Мамина кровать была справа, за дверью. Мама так изменилась, что ее было трудно узнать: бледное чужое лицо с запавшими глазами, наголо обритая голова в марлевом платочке. Она глядела перед собой невидящими глазами и не узнавала меня, но сразу открывала рот, как только я прикасалась чайной ложечкой к ее губам, и машинально проглатывала хлебные крошечки с мучной баландой. Иногда в палату приходила миловидная
Клавдии Михайловне не нравилось, что я подкармливаю маму, она сердилась и запрещала приносить еду, опасаясь за меня. Как будто бы эти ничтожные крошки что-то могли значить для меня, да и для мамы тоже? Кроме того, по возвращении в детский дом меня ждал обед (новая порция баланды с кусочком хлеба), а потом был еще и ужин (хлеб и горячий чай или отвар сосновой хвои, помогавший от цинги). Все это я съедала сама, ничего не оставляя маме, так как надо было накапливать силы для завтрашнего дня.
Мамина жизнь убывала с каждым днем, и мне казалось, что, если я со своими крохами не приду, мама умрет. Еще до войны мама часто повторяла, что каждая песчинка значима на весах природы, а ведь она знала, что говорила. И я приходила почти каждый день, а может быть, мне это так казалось, ведь детдомовские дни были однообразны и проводили мы их в полудреме.

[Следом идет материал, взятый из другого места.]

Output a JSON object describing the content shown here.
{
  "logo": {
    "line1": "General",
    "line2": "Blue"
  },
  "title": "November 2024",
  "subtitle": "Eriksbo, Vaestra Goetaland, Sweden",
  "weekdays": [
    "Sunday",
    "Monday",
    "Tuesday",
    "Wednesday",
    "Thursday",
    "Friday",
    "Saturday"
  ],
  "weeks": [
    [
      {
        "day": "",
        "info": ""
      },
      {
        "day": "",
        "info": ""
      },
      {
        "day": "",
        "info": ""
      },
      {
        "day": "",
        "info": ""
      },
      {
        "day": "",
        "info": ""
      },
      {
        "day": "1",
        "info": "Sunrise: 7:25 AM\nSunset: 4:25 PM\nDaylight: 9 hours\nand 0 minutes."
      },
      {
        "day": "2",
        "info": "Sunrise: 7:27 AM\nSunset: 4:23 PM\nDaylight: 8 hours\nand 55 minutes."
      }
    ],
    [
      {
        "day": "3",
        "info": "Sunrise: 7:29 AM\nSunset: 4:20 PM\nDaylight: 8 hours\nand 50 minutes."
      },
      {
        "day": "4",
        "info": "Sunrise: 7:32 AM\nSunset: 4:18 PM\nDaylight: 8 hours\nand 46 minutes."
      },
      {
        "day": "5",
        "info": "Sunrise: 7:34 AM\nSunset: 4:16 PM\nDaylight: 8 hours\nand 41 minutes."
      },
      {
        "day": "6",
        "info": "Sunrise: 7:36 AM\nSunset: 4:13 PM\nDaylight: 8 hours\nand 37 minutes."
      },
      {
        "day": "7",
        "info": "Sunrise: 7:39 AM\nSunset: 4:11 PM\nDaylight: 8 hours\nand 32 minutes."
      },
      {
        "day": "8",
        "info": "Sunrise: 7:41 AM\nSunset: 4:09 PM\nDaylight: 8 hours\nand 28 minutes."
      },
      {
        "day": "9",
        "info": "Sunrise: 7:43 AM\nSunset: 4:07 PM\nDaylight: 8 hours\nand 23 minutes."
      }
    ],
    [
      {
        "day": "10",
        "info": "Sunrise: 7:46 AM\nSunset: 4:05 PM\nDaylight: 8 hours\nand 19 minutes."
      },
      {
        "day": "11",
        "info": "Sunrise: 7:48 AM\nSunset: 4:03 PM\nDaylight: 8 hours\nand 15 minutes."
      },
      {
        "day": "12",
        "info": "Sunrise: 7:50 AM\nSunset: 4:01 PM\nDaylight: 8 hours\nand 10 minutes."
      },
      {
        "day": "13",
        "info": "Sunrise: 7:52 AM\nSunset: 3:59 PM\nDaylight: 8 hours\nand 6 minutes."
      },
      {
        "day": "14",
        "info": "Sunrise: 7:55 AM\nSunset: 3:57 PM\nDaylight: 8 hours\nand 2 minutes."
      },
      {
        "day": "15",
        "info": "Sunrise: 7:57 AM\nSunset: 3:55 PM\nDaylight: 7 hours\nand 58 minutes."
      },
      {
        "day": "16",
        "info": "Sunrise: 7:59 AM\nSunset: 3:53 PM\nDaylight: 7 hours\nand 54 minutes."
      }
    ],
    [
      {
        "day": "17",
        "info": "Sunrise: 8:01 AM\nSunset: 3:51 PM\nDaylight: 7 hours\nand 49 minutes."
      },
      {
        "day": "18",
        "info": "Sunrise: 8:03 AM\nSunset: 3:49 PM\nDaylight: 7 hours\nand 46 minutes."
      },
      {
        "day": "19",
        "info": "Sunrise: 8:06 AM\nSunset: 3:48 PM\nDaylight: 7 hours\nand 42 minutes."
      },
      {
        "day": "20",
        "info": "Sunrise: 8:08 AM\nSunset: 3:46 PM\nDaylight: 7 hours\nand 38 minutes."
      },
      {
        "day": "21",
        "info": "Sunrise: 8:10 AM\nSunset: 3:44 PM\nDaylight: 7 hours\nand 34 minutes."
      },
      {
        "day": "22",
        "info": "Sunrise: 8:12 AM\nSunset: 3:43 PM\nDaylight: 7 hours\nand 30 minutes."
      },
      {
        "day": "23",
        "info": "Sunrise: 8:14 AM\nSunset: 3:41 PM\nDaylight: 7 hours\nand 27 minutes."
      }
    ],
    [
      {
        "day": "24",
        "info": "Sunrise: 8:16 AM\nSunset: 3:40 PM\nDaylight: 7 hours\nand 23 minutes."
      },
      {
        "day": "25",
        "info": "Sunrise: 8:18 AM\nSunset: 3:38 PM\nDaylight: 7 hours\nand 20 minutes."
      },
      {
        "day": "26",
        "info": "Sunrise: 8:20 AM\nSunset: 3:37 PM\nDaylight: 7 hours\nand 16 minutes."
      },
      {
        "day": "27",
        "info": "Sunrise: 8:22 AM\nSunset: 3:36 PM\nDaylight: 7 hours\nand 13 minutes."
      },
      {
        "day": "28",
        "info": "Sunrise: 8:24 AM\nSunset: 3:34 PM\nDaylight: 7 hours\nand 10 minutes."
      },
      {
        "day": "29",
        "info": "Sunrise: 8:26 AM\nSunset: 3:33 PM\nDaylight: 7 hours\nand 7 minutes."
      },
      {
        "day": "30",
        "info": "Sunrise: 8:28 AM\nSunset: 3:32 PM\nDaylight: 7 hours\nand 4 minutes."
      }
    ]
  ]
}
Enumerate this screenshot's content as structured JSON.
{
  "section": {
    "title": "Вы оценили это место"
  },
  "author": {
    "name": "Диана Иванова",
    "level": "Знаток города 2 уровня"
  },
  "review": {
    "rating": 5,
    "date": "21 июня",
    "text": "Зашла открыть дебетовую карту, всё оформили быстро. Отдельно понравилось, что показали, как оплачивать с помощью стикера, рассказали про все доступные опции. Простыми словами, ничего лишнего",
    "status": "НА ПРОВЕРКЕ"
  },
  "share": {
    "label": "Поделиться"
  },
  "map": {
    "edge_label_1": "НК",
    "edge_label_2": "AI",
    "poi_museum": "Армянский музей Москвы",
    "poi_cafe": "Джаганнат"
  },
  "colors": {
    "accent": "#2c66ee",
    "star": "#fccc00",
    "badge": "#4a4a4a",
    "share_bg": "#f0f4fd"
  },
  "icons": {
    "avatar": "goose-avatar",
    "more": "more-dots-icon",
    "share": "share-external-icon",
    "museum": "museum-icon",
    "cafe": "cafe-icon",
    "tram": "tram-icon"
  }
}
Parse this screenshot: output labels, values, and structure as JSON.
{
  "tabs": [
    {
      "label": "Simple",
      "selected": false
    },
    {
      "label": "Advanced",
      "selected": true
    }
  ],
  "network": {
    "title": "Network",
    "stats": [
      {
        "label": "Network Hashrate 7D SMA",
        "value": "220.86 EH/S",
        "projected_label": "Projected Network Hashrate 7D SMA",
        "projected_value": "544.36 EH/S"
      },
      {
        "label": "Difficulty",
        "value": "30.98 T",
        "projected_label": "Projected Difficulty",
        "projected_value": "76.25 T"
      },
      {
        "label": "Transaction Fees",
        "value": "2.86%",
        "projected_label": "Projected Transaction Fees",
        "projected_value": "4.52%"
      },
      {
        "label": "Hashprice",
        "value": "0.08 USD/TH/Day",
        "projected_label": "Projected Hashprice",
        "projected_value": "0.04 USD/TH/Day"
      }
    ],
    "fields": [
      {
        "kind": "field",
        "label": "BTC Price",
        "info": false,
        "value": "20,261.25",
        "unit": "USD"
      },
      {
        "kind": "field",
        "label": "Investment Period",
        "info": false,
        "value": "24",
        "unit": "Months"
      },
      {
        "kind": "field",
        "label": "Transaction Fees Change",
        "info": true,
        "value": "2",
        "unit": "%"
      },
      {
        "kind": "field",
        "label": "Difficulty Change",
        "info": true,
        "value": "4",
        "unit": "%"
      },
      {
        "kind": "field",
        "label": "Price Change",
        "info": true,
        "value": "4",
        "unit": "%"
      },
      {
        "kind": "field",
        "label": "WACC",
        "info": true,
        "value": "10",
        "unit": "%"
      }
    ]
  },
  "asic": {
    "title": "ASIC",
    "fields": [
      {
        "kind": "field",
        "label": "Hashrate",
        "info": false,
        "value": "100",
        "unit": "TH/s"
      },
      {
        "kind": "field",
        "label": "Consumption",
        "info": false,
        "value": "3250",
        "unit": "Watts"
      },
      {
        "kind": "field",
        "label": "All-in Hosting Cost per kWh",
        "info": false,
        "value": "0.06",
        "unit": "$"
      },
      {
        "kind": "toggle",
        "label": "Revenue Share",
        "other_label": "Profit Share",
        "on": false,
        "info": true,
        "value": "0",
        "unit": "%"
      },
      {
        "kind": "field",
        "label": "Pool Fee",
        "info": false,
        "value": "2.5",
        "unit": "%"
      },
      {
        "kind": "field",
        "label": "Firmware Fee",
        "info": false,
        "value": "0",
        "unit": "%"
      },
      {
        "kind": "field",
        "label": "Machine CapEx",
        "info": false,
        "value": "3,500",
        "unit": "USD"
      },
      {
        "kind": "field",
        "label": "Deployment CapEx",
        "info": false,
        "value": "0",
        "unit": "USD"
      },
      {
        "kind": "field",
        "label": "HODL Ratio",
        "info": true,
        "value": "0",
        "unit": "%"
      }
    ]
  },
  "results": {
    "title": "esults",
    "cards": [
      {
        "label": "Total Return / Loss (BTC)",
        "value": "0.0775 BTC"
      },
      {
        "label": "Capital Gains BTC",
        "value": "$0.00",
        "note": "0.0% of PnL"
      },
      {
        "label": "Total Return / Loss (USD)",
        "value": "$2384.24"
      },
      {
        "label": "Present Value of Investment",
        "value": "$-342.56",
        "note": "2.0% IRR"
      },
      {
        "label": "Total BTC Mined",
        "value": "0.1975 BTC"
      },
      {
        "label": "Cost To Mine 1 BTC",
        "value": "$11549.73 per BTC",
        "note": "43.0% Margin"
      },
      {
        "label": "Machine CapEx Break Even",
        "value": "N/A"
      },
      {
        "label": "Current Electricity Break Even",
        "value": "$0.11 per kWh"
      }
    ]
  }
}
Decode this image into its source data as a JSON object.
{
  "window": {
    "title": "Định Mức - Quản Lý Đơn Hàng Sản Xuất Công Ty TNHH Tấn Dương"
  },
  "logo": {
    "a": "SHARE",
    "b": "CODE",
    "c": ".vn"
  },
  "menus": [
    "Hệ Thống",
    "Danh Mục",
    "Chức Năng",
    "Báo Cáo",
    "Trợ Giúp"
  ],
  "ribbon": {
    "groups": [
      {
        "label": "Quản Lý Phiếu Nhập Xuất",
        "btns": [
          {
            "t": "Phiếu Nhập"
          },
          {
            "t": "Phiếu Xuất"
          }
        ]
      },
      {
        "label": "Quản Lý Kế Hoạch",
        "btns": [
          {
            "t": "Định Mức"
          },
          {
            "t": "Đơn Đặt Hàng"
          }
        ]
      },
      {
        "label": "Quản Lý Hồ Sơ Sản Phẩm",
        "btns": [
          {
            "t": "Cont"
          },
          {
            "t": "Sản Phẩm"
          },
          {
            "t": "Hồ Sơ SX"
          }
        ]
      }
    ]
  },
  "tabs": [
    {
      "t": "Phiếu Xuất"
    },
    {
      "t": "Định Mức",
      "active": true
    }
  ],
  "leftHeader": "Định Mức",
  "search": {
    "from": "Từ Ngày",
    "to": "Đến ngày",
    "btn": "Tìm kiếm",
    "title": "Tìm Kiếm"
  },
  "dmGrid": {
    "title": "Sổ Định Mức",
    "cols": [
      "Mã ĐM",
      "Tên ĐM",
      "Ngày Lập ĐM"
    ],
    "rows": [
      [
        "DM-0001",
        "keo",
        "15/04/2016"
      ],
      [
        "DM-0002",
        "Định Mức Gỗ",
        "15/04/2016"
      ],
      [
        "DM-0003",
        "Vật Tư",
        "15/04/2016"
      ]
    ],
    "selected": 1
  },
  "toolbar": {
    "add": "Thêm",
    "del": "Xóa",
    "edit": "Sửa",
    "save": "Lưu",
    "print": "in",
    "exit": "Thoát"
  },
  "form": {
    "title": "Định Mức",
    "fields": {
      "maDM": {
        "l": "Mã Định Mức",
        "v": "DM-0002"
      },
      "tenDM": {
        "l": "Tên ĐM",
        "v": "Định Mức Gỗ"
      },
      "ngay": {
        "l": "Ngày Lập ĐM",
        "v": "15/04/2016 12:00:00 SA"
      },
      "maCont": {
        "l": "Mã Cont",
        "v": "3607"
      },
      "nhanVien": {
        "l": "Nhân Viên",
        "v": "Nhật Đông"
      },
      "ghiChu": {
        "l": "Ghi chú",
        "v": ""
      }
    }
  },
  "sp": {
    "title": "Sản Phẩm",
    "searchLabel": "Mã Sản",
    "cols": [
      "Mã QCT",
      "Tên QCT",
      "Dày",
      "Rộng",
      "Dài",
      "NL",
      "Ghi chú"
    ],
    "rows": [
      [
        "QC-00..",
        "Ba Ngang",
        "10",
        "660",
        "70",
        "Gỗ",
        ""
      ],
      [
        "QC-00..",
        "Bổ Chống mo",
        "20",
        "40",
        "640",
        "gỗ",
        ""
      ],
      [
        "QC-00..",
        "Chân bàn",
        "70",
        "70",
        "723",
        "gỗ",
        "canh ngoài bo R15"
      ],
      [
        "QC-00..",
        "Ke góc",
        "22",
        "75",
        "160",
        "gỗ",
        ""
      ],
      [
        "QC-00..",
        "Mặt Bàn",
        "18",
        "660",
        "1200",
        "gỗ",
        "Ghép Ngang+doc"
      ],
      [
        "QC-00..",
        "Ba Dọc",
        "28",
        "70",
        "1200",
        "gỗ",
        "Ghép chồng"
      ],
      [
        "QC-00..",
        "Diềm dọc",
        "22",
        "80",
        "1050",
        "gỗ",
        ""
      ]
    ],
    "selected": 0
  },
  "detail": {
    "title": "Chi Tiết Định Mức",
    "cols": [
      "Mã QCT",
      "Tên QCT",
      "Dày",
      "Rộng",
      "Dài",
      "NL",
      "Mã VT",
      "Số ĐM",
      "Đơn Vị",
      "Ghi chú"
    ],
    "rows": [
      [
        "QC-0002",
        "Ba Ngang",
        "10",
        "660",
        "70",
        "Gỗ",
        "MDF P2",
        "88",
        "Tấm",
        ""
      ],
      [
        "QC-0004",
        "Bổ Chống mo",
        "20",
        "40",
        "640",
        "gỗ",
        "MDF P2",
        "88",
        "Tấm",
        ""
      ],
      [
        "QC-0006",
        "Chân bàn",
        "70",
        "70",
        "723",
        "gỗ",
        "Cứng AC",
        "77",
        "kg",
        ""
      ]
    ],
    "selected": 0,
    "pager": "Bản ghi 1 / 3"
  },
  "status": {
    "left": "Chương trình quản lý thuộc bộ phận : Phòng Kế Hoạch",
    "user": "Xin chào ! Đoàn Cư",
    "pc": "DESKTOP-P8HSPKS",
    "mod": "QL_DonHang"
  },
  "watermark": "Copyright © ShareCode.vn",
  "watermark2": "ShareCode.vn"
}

…В тот горький день, помимо этих крошек, я принесла кусок сухого солдатского хлеба, который дал мне военный, извинившись, что не может помочь мне добраться до госпиталя. С трудом поднявшись на второй этаж, я вдруг услышала раздраженный голос Клавдии Михайловны. Она кому-то приказывала сказать «этой девочке», что ее мама умерла и больше приходить незачем. Не знаю, откуда взялись силы, но я стремглав бросилась в мамину палату. Мама лежала в своей обычной безучастной позе и… дышала. Я разрыдалась, и меня увели. Клавдия Михайловна пыталась успокоить меня, просила простить ее за вынужденную ложь, якобы во спасение моей жизни. Я вырывалась из ее рук и долго не могла прийти в себя. Кто-то отнес меня в детский дом. Потеряв остатки сил, я перестала вставать с кровати и долго не знала, жива ли моя мама.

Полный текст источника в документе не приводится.